CwmYoy · 24/02/2024 10:39

Your brother is an absolute cunt, OP. But you know that.

Why? For letting his son play a sport he asked to play?

PostItInABook · 24/02/2024 10:57

I am on the nephew and brother’s side here.

If the mother can’t be bothered to manage her emails and knowingly ignored everything related to sport that’s on her. She was informed by the school 2.5 years ago. It’s her fault she couldn’t be arsed to read the information.

Nephew is old enough to make decisions for himself and has played for 2.5 years with no issues. Mother will alienate her son and destroy their ongoing relationship by choosing this hill to die on.
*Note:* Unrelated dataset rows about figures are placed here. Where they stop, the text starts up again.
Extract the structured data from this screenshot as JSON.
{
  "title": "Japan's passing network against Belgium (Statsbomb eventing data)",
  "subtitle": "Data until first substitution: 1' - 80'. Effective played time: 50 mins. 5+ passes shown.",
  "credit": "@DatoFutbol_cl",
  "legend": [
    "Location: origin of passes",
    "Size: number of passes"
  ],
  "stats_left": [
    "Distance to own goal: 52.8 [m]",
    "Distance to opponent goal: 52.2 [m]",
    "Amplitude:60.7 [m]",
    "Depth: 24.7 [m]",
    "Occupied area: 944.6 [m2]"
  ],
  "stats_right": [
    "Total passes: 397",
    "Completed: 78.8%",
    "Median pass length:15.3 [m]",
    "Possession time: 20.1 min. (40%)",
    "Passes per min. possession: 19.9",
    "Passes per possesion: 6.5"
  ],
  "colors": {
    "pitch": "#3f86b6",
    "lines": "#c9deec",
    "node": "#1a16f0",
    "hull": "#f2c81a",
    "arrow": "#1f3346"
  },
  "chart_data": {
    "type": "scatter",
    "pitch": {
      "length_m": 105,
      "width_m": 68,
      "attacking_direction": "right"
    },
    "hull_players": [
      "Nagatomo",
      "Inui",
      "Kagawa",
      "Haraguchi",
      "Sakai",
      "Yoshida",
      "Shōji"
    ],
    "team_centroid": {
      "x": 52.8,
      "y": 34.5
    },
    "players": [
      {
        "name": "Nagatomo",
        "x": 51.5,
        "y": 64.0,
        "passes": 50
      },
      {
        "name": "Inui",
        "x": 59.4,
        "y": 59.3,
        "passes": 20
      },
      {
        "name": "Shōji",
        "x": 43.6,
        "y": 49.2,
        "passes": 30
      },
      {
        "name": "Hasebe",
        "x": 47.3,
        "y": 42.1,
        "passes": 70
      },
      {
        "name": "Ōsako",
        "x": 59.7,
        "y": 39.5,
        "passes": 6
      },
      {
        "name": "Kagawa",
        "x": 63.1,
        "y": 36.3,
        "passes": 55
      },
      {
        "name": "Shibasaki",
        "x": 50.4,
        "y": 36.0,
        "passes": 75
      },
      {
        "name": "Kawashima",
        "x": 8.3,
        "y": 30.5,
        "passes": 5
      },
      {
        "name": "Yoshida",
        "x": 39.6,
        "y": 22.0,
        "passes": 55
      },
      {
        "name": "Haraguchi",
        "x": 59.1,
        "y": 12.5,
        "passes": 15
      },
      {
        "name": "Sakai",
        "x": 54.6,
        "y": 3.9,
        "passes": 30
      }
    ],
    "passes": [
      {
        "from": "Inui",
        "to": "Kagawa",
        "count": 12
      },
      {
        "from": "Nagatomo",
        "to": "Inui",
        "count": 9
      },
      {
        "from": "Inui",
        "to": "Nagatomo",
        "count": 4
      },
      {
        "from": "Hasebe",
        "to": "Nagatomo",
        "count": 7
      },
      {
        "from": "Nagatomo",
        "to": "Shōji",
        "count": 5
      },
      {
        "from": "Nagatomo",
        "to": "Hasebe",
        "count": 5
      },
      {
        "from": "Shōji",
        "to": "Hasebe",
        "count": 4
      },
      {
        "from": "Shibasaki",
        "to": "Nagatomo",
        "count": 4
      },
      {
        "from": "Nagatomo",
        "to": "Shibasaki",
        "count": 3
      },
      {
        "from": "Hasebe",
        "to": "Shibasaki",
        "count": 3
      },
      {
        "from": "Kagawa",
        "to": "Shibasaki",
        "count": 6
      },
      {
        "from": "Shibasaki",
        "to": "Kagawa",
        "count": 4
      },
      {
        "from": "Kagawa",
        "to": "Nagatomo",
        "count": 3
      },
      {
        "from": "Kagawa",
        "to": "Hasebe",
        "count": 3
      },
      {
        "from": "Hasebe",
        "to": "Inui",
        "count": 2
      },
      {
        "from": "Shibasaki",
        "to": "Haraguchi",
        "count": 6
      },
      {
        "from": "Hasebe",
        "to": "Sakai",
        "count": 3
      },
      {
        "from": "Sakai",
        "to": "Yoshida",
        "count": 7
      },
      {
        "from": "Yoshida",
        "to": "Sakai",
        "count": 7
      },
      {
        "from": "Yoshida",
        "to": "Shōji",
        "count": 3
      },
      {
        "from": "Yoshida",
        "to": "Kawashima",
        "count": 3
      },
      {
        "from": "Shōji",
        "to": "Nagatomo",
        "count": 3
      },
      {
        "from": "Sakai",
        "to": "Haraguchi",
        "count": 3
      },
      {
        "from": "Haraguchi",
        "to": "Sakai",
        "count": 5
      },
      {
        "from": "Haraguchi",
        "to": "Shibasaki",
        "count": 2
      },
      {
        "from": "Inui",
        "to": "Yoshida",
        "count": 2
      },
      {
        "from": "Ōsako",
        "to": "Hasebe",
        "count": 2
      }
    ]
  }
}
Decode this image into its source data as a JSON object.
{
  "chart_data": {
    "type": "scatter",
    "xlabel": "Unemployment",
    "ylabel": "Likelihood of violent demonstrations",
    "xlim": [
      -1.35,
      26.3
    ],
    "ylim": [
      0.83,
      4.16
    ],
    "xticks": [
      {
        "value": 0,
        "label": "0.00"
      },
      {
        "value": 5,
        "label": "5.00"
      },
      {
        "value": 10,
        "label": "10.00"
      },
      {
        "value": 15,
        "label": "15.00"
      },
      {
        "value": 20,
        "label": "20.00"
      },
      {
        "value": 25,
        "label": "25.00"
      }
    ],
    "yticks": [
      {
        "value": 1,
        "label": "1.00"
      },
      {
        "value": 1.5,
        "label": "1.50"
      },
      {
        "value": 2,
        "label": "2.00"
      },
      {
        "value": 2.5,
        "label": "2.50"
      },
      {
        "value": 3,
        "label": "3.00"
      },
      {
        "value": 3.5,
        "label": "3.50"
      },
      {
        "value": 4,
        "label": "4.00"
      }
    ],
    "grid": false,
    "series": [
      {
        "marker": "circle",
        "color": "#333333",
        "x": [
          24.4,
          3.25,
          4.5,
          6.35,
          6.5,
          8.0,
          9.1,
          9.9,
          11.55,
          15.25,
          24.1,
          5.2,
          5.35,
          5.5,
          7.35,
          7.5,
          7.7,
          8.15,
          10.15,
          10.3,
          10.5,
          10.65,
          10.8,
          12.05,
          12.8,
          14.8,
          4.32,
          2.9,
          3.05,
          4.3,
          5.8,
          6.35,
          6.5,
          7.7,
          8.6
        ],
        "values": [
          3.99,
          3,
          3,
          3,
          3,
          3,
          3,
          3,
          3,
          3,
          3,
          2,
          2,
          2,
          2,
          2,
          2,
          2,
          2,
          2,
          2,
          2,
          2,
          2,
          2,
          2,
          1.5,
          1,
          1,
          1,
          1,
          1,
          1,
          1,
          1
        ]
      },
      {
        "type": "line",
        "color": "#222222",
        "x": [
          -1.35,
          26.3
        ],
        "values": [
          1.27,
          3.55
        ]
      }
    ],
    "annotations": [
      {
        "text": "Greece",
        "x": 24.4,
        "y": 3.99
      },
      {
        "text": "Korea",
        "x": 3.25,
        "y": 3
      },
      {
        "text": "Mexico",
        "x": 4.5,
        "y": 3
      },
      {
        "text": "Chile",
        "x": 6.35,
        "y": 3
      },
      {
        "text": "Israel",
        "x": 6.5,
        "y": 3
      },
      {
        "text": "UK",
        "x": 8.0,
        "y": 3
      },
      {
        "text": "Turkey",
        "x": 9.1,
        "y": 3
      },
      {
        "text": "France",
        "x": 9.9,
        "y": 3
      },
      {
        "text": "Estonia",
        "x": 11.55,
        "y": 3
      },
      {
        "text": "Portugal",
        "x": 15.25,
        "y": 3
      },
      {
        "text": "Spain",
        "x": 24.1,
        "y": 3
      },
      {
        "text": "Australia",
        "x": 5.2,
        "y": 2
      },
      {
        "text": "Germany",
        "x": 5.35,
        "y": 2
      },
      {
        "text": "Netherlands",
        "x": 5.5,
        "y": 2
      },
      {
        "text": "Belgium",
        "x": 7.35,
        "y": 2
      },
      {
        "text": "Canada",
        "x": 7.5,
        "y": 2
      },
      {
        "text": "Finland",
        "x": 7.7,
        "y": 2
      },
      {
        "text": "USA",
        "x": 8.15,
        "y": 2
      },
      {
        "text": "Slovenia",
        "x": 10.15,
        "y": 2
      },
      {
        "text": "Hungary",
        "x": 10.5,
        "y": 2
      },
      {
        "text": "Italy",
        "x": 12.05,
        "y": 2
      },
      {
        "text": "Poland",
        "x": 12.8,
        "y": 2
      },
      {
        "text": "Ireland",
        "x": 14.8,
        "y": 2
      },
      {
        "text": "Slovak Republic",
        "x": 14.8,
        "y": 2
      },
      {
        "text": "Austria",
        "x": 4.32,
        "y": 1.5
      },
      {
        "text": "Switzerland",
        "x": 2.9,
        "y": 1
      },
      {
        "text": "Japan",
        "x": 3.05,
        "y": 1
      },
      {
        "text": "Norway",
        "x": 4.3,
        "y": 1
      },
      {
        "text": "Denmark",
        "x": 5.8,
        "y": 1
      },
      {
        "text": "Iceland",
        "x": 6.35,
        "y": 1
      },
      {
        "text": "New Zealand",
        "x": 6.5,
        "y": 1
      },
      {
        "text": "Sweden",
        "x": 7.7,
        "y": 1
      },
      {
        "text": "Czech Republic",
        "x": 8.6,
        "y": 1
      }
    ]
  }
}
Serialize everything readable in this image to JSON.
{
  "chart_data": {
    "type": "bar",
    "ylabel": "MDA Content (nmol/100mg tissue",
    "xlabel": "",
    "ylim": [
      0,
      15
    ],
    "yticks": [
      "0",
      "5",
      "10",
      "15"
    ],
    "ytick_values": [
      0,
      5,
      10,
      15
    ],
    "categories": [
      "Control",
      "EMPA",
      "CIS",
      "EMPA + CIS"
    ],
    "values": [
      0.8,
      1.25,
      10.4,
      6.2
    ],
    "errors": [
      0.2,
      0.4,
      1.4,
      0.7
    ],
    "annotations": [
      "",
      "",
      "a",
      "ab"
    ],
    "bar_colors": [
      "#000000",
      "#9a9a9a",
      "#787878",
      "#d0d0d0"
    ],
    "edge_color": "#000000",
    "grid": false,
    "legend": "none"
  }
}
Especially as she is wanting to remove something that a) he loves, b) he is good at and c) that is a big part of his life.

A lot of sports come with risk of injury. Why is she only focusing on Rugby? If she was that worried about injury she’d be wanting to remove all sports surely? There is something else at play in her reasoning and I think it relates to what a pp alluded to. Sport is the nephew and brother’s ‘thing’ that they love and enjoy together and she doesn’t like it.